El tropiezo legal de la legislación de Utah podría hacer que otros estados lo piensen dos veces antes de seguir adelante con iniciativas parecidas. Después de todo, los legisladores de Utah habían consultado con abogados para tratar de evitar que surgiesen los mismos cuestionamientos jurídicos que generó el proyecto de Arizona.

En el fondo, el problema sigue siendo el mismo, según los académicos: La inmigración entra dentro de la esfera del gobierno federal y cualquier estado que intente decirle al gobierno nacional cómo hacer cumplir las leyes de inmigración corre peligro de incurrir en actitudes inconstitucionales.

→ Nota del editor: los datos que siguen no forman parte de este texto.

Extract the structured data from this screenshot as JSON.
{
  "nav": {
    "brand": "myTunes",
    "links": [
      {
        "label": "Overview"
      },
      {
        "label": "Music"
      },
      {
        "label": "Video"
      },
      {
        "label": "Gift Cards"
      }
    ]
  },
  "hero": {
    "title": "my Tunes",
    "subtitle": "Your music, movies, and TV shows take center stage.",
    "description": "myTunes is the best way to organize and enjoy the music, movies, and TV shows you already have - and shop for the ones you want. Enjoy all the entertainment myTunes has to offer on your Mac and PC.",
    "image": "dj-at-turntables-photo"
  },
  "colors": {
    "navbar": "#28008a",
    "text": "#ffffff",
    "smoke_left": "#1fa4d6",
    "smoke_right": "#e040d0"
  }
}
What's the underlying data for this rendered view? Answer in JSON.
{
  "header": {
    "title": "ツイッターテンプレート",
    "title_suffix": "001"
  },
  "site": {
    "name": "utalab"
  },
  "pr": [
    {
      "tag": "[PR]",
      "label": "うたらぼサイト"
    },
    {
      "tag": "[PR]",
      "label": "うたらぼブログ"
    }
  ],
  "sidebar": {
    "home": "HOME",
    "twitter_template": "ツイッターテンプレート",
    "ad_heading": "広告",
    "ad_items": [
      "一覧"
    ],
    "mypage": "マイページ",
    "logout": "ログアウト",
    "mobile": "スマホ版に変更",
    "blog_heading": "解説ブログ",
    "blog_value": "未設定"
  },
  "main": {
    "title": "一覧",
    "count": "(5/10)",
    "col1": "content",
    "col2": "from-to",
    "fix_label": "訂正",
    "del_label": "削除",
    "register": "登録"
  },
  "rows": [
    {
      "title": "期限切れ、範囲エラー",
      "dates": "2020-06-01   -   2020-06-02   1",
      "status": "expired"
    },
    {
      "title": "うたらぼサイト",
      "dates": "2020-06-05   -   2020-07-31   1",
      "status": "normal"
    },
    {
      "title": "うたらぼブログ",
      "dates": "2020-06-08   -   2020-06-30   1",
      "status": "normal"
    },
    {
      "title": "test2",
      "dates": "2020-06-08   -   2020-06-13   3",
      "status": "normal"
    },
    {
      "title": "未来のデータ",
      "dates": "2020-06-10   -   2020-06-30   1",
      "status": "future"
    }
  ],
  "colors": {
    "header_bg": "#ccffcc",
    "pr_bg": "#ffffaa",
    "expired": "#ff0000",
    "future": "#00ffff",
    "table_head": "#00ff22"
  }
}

Los tribunales han sido de ese parecer hasta ahora. La decisión de un juez de distrito de dejar en suspenso aspectos claves del proyecto de Arizona fue refrendada por un tribunal de apelaciones, tras lo cual la gobernadora de ese estado Jan Brewer dijo que está dispuesta a acudir a la Corte Suprema.

"La principal razón de que lo de Arizona no funcione es que el estado está haciéndose cargo de las leyes de inmigración", que son de competencia federal, señaló el profesor de derecho de la Universidad Estatal de Arizona Paul Bender. "La legislación de Utah es inconstitucional por las mismas razones".

Si bien la legislación de Utha podría ser descartada porque usurpa la autoridad federal, el estado tomó sus recaudos y su proyecto no es "tan abiertamente inconstitucional", pues no incluye dos aspectos que sí incorporaba la ley de Arizona, según Bender.

Por un lado, se eliminó una cláusula que obligaba a la policía a corroborar la ciudadanía de una persona si hay "sospechas justificadas" de que está en el país ilegalmente, haya o no cometido un delito. Bender opinó que ello es imposible sin incurrir en una caracterización racial.

El proyecto de Alabama incluye la cláusula sobre sospechas justificadas, pero el senador estatal republicano Scott Beason asegura que el proyecto no viola la constitución.

La legislación de Utah estipula que la policía debe corroborar la ciudadanía de una persona si es detenida por un delito grave. Si se cometió una infracción menor, queda a discreción del agente el que averigüe el status migratorio o no, pero puede hacerlo únicamente si la persona no tiene una identificación válida.

La policía de Georgia tendrá autoridad para corroborar la ciudadanía de toda persona que haya cometido un delito, pero no se le exigirá que lo haga si la persona no es encarcelada.

Otro cambio que hicieron ambos estados es que sus legislaciones se enfocan en las personas que han cometido delitos, a diferencia de Arizona, que permitía que la policía investigase prácticamente a cualquiera, indicó Bender.

En Utah, por otro lado, en el 2013 entrará en vigor un programa que permite a los indocumentados con trabajo vivir y trabajar en el estado. Por ello, se considera que la legislación de Utah es mucho más moderada que la de Arizona.

No ha habido demasiadas protestas en Utah ni se han registrado amenazas de muerte y boicots, como sucedió cuando se aprobó la ley de Arizona el año pasado. En Georgia, en cambio, sí ha habido manifestaciones de miles de personas y amenazas de boicot, a pesar de que los dos proyectos son casi idénticos.

Los legisladores de Utah dicen que su proyecto acata una serie de principios elaborados por líderes religiosos y empresariales, que buscan un equilibrio entre la ley y la compasión.

La mayoría de las críticas al proyecto se enfocan en un programa de trabajadores temporales, que algunos sectores consideran una amnistía.

El hecho de que no haya una gran oposición no quiere decir que la legislación de Utah no viole la constitución.

"Comprendemos que quieran tomar distancia de la legislación de Arizona", comentó Karen Tumlin, abogada del Centro Nacional de Leyes de Inmigración (National Immigration Law Center), que demandó al estado junto con la Unión de Libertades Civiles (American Civil Liberties Union). "Pero si uno lee el proyecto, surgen los mismos problemas".

Al igual que en Arizona, las legislaciones de Utah, Georgia y Alabama le dan a la policía muchas más atribuciones que las que tolera el gobierno nacional. La detención de un sospechoso de ser indocumentado que no ha cometido un delito grave --algo contemplado en todas las legislaciones-- rebasa la autoridad de un estado.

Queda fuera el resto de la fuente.